Even some of the incarnations of the teams managed by George Graham had beauty in them. The ‘Almost Invincible’ side that swept all aside in 90-91, they may have built their success on the back of a defence that crushed the resolve from all who faced them – but they scored a bagful of goals too. In fact, it wasn’t just Golden Boot winner Alan Smith who was grabbing the plaudits – Limpar, Campbell and Merson all registered significant hauls through the campaign.
So Arsenal are known for our swagger. And under Arteta, this might not have happened instantly. Instead, the first shoots of positivity under his stewardship have very much been regarding our new-found mettle. Our defence has been shutting out all and sundry after a tawdry beginning to our season. Gabriel, White, Tierney, Tomiyasu, Nuno, Ramsdale, they have assembled and overcome language obstacles to form a resolute backline.
And while our brand is built on beautiful football – and is probably going to continue with players such as Odegaard, Smith-Rowe and Saka to carry on that flame – would we baulk if we became a side that relied solely on our ability to choke out opponents until they submit?

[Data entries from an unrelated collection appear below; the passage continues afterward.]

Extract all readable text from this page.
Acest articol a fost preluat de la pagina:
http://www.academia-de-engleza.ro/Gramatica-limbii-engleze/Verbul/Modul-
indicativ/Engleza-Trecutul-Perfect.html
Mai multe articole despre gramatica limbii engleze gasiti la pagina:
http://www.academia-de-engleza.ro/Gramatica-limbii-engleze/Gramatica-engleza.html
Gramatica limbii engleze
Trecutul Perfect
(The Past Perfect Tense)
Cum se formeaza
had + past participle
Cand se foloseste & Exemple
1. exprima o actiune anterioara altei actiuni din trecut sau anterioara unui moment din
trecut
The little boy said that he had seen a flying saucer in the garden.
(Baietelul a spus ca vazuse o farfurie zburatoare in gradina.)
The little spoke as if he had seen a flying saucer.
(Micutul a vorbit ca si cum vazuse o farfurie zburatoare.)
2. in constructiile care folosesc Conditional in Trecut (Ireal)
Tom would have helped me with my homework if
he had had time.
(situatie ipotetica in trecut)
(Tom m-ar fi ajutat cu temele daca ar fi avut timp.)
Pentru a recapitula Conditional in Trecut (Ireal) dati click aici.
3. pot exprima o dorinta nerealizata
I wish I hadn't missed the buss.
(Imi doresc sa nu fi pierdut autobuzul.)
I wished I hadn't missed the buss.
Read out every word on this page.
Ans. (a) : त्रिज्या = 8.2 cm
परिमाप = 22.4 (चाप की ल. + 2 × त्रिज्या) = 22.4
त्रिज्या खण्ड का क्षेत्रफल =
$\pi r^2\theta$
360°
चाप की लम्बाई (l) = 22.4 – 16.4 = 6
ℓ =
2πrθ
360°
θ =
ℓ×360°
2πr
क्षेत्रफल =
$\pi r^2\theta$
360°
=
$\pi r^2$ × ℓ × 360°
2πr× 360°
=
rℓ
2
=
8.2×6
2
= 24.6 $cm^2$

Think of Chelsea’s title winning teams between 2005-07. The first squads – and the first spell in England – for Jose Mourinho.
They set a record for least amount of goals conceded. Petr Cech, John Terry, Ricardo Carvalho, William Gallas, Paolo Ferreira. John Terry and Petr Cech aside, you wouldn’t call these players world class. They were good, but it was more of a team ethic that saw every team try and fail to pierce their resistance. Jose instilled the first instance of a siege mentality into English football and it worked a charm. They shut up shop and they battled on the pitch, harder than any one else.
And if we had a season where our defence were the merciless rocks on which every team crashed upon? Where our attack would smash and grab points after tracking back and defending as a unit for 80 minutes?
Would we care?
A little perhaps. We might squirm as if we were wearing a suit just a size and a half too small. It just wouldn’t sit right. But if it made us look amazing – much like a title would?
The complaining might be reduced to mumblings under our breath.
What about City? Under Pep, they are the pass masters. No one knows possession like they do.
But what if they were to have a Jose season? What if that acerbic style of football won them what they coveted most – a Champions League title?
Would they be moaning – either the fans or the players?
To be fair to City, their brand of football is in its infancy. Before the takeover, they were happy duking it out for Auto Windscreen trophies.
Let’s look at a club similar in history.
They have a reputation across the world for having some of the most fearsome attacks in football. And it has never been in their nature to play a game and take the conservative option.
But if they had a campaign that abandoned these principles and it got them the Premier League title again – the first without Sir Alex Ferguson – would they look back in twenty years and realise the memory is soured by the compromise of their beliefs?
Hell no. They even hired Jose in the vain chance that this type of football could get them back to former glories. But to no avail.
So brand does count. It builds fanbases. It heightens rivalries.
But in the grand scheme of things, all clubs take turns in being entertaining and pragmatic.
Arsenal have it in our DNA to have some style on the pitch.
And for us fans, it matters.
But does it matter as much as 3pts at full-time?